If you are a fan of big, beautiful telescopes (and who isn't), I bet you occasionally day dream about owning a PlaneWave telescope. I would like to tell you that I bought one, but sadly that's not true. However, I did get to do the next best thing; I got to go to the PlaneWave Instruments headquarters in Torrance, California. For those of you not familiar with PlaneWave, they manufacture Corrected Dall-Kirkham telescopes with primary mirror diameters of 12.5" (.32m), 17" (.43m), 20" (.51m), 24" (.61m) and 28" (.7m). All of their scopes have ellipsoidal primary mirrors, spherical secondary mirrors and a two element corrector. Their Corrected Dall-Kirkham telescopes have no off-axis coma, no off-axis astigmatism and a big flat field. They are primarily used for imaging but a surprising number are purchased for visual use (often outreach).
While at PlaneWave Instruments, I met with Rick Hedrick, President, CEO and co-founder; Joe Haberman, Vice President and co-founder; and Allan Keller who is the systems designer for the CDK700 Observatory Telescope System.

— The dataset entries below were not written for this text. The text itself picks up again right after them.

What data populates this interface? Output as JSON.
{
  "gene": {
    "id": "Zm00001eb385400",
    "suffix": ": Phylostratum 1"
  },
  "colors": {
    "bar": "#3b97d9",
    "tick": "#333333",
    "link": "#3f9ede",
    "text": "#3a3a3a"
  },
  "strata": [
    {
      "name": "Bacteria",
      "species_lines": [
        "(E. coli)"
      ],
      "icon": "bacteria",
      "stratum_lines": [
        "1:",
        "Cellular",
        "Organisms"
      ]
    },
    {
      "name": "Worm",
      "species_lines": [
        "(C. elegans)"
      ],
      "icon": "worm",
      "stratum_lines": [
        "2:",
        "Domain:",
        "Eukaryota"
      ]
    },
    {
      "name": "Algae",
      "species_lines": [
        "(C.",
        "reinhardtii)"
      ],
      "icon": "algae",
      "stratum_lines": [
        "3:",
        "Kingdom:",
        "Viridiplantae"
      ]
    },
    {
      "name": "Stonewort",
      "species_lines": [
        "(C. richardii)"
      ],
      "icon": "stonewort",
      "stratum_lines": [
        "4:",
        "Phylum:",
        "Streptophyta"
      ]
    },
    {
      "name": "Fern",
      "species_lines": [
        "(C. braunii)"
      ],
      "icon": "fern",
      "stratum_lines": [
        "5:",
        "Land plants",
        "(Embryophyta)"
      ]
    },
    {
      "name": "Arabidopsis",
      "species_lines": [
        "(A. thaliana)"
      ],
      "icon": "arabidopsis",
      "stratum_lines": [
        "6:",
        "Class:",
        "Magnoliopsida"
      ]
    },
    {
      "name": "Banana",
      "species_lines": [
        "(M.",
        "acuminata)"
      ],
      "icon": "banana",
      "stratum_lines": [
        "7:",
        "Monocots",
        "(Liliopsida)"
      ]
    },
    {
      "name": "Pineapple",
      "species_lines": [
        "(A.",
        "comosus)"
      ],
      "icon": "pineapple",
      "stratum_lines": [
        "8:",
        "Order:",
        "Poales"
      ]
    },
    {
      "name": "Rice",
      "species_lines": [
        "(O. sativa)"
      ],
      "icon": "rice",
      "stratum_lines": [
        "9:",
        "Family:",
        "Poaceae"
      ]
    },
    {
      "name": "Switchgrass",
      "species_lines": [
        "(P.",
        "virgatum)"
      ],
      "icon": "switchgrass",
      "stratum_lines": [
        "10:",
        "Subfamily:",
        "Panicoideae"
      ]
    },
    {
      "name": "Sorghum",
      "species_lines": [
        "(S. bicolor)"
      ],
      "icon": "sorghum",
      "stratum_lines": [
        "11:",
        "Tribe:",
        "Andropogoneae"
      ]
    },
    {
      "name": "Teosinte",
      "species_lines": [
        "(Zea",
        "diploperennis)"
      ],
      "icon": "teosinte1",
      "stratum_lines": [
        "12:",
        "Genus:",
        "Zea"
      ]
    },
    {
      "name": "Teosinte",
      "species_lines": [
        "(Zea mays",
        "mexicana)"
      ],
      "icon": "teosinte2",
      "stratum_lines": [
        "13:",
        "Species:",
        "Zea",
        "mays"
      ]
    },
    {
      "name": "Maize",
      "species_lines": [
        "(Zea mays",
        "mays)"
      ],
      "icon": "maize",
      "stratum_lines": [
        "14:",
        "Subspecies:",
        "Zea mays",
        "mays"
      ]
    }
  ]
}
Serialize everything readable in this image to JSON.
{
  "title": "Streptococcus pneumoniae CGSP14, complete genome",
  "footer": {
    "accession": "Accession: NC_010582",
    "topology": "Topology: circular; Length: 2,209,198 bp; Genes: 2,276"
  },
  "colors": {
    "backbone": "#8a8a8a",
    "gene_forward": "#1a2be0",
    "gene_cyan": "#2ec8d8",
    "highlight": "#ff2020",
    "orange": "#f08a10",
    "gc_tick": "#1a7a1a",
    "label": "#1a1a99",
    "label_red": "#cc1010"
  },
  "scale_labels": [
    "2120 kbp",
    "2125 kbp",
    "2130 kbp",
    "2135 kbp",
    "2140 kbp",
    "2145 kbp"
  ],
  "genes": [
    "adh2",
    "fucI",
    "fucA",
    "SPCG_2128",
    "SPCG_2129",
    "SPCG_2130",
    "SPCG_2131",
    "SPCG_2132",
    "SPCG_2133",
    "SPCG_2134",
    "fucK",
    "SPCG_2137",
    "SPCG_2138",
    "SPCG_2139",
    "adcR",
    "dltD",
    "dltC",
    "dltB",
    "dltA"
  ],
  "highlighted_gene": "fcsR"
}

Shown below are pictures and additional details of my visit. (Please click on any image to see a larger version.)
PlaneWave currently does all of their mirror grinding, polishing, figuring and testing on site. The following image shows one of their two optical rooms:
This picture shows a 17" mirror being polished:
The masks on this wall are used to test new mirrors:
The image below shows the primary product assembly area at PlaneWave Instruments. The large telescope in the middle of this picture is the 28" (0.7m) CDK700 Observatory Telescope System. The mount on the right is an Ascension 200 mount undergoing testing. (PlaneWave doesn't just make telescopes; they also manufacture German Equatorial Mounts.) The two telescopes on the floor to the left of the 28" scope are CDK17s.
Here's a closer look at the two CDK17 telescopes:
The CDK700 has an optical system with a Nasmyth focus. A Nasmyth focus allows the focal point to be on the side of a telescope. This is accomplished by placing a tertiary mirror in the light path. The tertiary mirror in the CDK700 rotates which allows light to be directed to a focal point on either side of the mount through the altitude axis. This means that an astronomer can install a camera on one side of the telescope and other instruments (like a spectrograph) on the other side of the mount, for example. Cameras, spectrographs, eyepieces, etc. remain at a fixed height regardless of the orientation of the telescope. Heavy instruments can be added to the telescope without any rebalancing. The Nasmyth focus on the CDK700 is located at the optimum height for visual observing by a person in a wheel chair making it a great telescope for astronomy outreach activities. Here's the Nasmyth focus on one side of the CDK700:
This image shows the Nasmyth focus on the other side of this particular telescope (this side is configured to support various types of scientific instruments):
PlaneWave telescopes use a heavy duty focuser called the Hedrick Focuser. Hedrick Focusers use a lead screw to prevent any focus creep even with very heavy cameras. (The CDK 12.5" telescope uses a 2.75" focuser and the 17", 20" and 24" telescopes use a 3.5" focuser.) This is a picture of the Hedrick Focuser that clearly shows the lead screw:
PlaneWave is currently working on a new rotating focuser. This focuser was designed by Kevin Iott who works for PlaneWave in Michigan where about 80% of the machining is done for PlaneWave products. This image shows a prototype of the new rotating focuser:
Finally, here's one more impressive PlaneWave telescope – a CDK24:
With all of these great telescopes you might be tempted to think that PlaneWave will just sit back and take it easy. Nothing could be further from the truth. Rick Hedrick told me that PlaneWave "will ship a 1M telescope and a 1.5M is in the future". In addition, they will be releasing a 14" or 14.5" telescope at some point. I don't know about you but I can hardly wait to see all three new telescopes!